General Motors, the second-largest seller in the Mexican market, posted a 12% decline in sales for the month, while market leader Nissan saw stagnant growth. Meanwhile, several Chinese brands, including Chirey and Jetour, stopped reporting their figures entirely in recent months, signalling waning confidence or strategic withdrawal.
Despite the slowdown, the Mexican Automotive Dealers Association (AMDA) notes that sales remain above pre-pandemic levels, with June’s figures 8.7% higher than in the same month of 2019. Yet the outlook for the second half of 2025 remains subdued. AMDA now expects a fiercely competitive market, but one weighed down by economic stagnation and global production shifts.
This is not the first time international EV firms have pulled back from Mexican investments due to trade risk. In July 2024, Tesla CEO Elon Musk paused plans for a $5bn Gigafactory in Monterrey, citing similar concerns over US policy under President Trump. Unlike Tesla, which had signed formal agreements with Mexican authorities, BYD never reached that stage.

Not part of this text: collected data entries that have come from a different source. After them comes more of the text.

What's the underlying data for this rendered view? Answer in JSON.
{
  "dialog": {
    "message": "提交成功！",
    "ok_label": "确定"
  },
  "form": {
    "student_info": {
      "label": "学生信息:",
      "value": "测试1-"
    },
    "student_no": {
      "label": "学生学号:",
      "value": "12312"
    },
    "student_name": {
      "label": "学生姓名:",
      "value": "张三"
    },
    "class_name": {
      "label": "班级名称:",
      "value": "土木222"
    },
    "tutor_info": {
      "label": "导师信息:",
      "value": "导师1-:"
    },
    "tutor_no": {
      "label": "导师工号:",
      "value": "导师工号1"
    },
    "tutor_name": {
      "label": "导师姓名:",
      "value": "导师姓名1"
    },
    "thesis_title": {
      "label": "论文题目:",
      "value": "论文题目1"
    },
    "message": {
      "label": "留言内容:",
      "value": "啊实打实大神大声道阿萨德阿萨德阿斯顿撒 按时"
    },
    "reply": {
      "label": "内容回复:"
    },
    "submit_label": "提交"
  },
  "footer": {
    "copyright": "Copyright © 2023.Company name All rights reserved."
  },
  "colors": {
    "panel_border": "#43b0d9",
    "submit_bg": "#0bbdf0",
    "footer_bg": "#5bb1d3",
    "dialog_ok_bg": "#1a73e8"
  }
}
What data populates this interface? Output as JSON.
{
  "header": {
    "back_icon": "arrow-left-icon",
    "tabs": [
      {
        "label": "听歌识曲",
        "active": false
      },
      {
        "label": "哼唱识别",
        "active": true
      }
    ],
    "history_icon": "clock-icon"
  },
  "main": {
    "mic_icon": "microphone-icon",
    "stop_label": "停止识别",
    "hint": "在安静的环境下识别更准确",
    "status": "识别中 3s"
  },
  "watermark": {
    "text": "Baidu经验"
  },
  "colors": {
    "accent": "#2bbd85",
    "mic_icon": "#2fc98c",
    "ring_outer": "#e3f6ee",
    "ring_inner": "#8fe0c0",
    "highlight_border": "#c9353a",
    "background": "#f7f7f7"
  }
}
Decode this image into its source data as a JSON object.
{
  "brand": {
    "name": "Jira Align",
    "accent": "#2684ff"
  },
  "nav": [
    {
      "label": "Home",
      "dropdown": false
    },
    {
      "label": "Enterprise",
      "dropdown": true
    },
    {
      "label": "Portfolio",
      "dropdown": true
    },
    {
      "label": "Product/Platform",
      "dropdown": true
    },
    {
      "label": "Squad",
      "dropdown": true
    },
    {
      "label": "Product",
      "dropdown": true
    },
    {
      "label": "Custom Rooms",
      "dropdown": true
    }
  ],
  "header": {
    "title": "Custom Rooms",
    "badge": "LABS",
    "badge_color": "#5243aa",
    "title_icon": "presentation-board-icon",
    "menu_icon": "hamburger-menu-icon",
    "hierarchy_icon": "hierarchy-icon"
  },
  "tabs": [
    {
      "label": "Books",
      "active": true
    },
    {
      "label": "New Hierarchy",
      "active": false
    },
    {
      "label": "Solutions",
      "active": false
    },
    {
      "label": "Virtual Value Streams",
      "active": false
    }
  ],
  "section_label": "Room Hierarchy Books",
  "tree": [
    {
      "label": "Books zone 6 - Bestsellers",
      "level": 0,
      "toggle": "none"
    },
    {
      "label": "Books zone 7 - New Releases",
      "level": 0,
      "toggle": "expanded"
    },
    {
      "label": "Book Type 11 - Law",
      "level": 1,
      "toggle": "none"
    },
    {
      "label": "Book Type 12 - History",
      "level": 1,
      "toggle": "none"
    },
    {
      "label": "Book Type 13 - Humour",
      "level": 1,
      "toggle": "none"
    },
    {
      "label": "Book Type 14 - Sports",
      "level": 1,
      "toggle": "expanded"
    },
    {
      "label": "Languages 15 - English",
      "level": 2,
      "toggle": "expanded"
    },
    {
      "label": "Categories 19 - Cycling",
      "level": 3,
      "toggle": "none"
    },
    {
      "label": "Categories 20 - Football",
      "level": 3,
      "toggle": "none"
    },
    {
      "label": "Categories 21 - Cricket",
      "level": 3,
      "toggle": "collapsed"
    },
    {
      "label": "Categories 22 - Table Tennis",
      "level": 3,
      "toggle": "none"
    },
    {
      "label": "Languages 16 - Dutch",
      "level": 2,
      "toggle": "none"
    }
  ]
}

The missed opportunity is significant. BYD’s proposed plant would have targeted not only the Mexican domestic market, but also broader Latin America and potentially the US—a strategy that aligned with Mexico’s aspirations to become an EV manufacturing hub. More than 20 Mexican states had reportedly pitched sites for the plant.
While BYD insists its Mexico plans are only on hold, the decision marks another example of how unpredictable geopolitics and protectionist shifts are reshaping global manufacturing. With production in the Americas now deemed too risky by the world’s largest EV manufacturer, Mexico’s bet on electric vehicle-led reindustrialisation may require a rapid rethink.